Inside was a receipt from “Kennedy Bros. Joiners,” for the replacement of a bathroom door. Strike licked his finger, dampened down the envelope flap, resealed it as best he could and stuck it back where he had found it.
“Sorry,” he told Della, re-entering the room. “It was right in front of me and I didn’t notice.”
He twisted the top of the cardboard tub and poured salt liberally over the purple stain. The Brahms symphony came to an end as he straightened up, dubious as to the likely success of the home remedy.
“Have you done it?” Della whispered into the silence.
“Yeah,” said Strike, watching the wine rising into the white and turning it a dirty gray. “I think you’re still going to need a carpet cleaner, though.”
“Oh dear… the carpet was new this year.”
She seemed deeply shaken, though whether this was entirely due to the spilled wine was, Strike thought, debatable.

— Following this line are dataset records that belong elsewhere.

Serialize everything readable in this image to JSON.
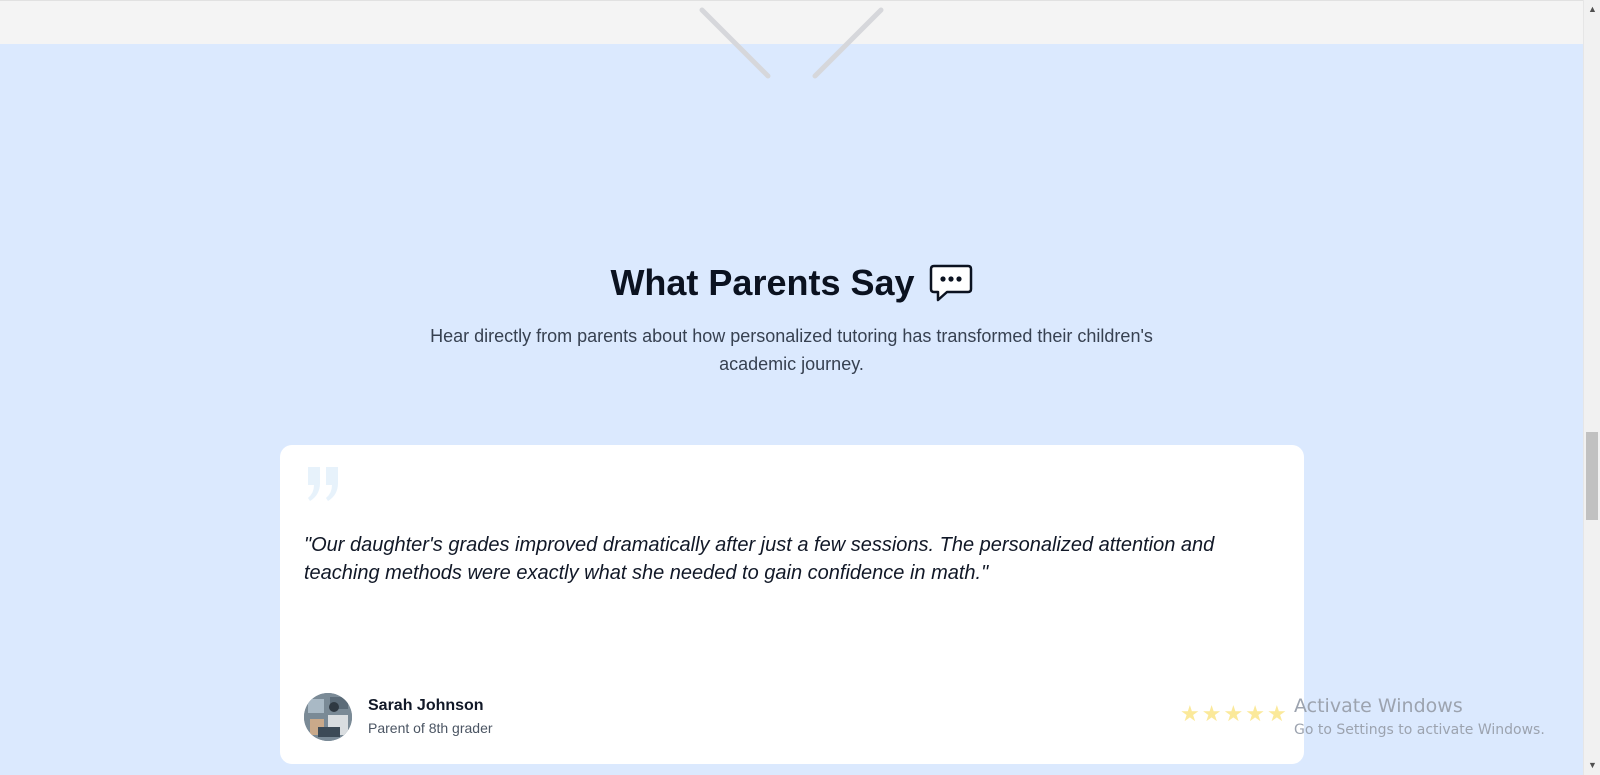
{
  "section": {
    "title": "What Parents Say",
    "subtitle": "Hear directly from parents about how personalized tutoring has transformed their children's academic journey."
  },
  "testimonial": {
    "quote": "\"Our daughter's grades improved dramatically after just a few sessions. The personalized attention and teaching methods were exactly what she needed to gain confidence in math.\"",
    "author_name": "Sarah Johnson",
    "author_role": "Parent of 8th grader",
    "rating": 5,
    "rating_max": 5
  },
  "stars": [
    "★",
    "★",
    "★",
    "★",
    "★"
  ],
  "watermark": {
    "title": "Activate Windows",
    "subtitle": "Go to Settings to activate Windows."
  },
  "scrollbar": {
    "up_arrow": "▲",
    "down_arrow": "▼"
  },
  "icons": {
    "section_icon": "speech-bubble-icon",
    "quote_icon": "quote-mark-icon",
    "top_icon": "chevron-down-icon"
  },
  "colors": {
    "section_background": "#dbe9fe",
    "card_background": "#ffffff",
    "heading": "#0b1220",
    "star": "#fbe99a"
  }
}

As he returned to the sofa and set down the salt beside the coffee, music started up again, this time a Hungarian air that was no more restful than the symphony, but weirdly manic.
“Would you like more wine?” he asked her.
“I—yes, I think I would,” she said.
He poured her another and passed it directly into her hand. She drank a little, then said shakily:
“How could you know what you just told me, Mr. Strike?”
“I’d rather not answer that, but I assure you it’s true.”
Clutching her wine in both hands Della said:
“You have to find Aamir for me. If he thought I sanctioned Geraint telling him to go to Barrowclough-Burns for favors, it’s no wonder he—”
Her self-control was visibly disintegrating. She tried to set the wine down on the arm of her chair and had to feel for it with the other hand before doing so successfully, all the while shaking her head in little jerks of disbelief.
“No wonder he what?” asked Strike quietly.
“Accused me of… of smothering… controlling… well, of course, this explains everything… we were so close—you wouldn’t understand—it’s hard to explain—but it was remarkable, how soon we became—well, like family. Sometimes, you know, there’s an instant affinity—a connection that years couldn’t forge, with other people—
“But these past few weeks, it all changed—I could feel it—starting when Chiswell made that jibe in front of everyone—Aamir became distant. It was as though he no longer trusted me… I should have known… oh Lord, I should have known… you have to find him, you have to…”
Perhaps, Strike thought, the depth of her burning sense of need was sexual in origin, and perhaps on some subconscious level it had indeed been tinged with appreciation of Aamir’s youthful masculinity. However, as Rhiannon Winn watched over them from her cheap gilt frame, wearing a smile that didn’t reach her wide, anxious eyes, her teeth glinting with heavy braces, Strike thought it far more likely that Della was a woman possessed of that which Charlotte so conspicuously lacked: a burning, frustrated maternal drive tinged, in Della’s case, with unassuageable regret.
“This as well,” she whispered. “This as well. What hasn’t he ruined?”
“You’re talking about—”
“My husband!” said Della numbly. “Who else? My charity—our charity—but you know that, of course? It was you who told Chiswell about the missing twenty-five thousand, wasn’t it? And the lies, the stupid lies, Geraint’s been telling people? David Beckham, Mo Farah—all those impossible promises?”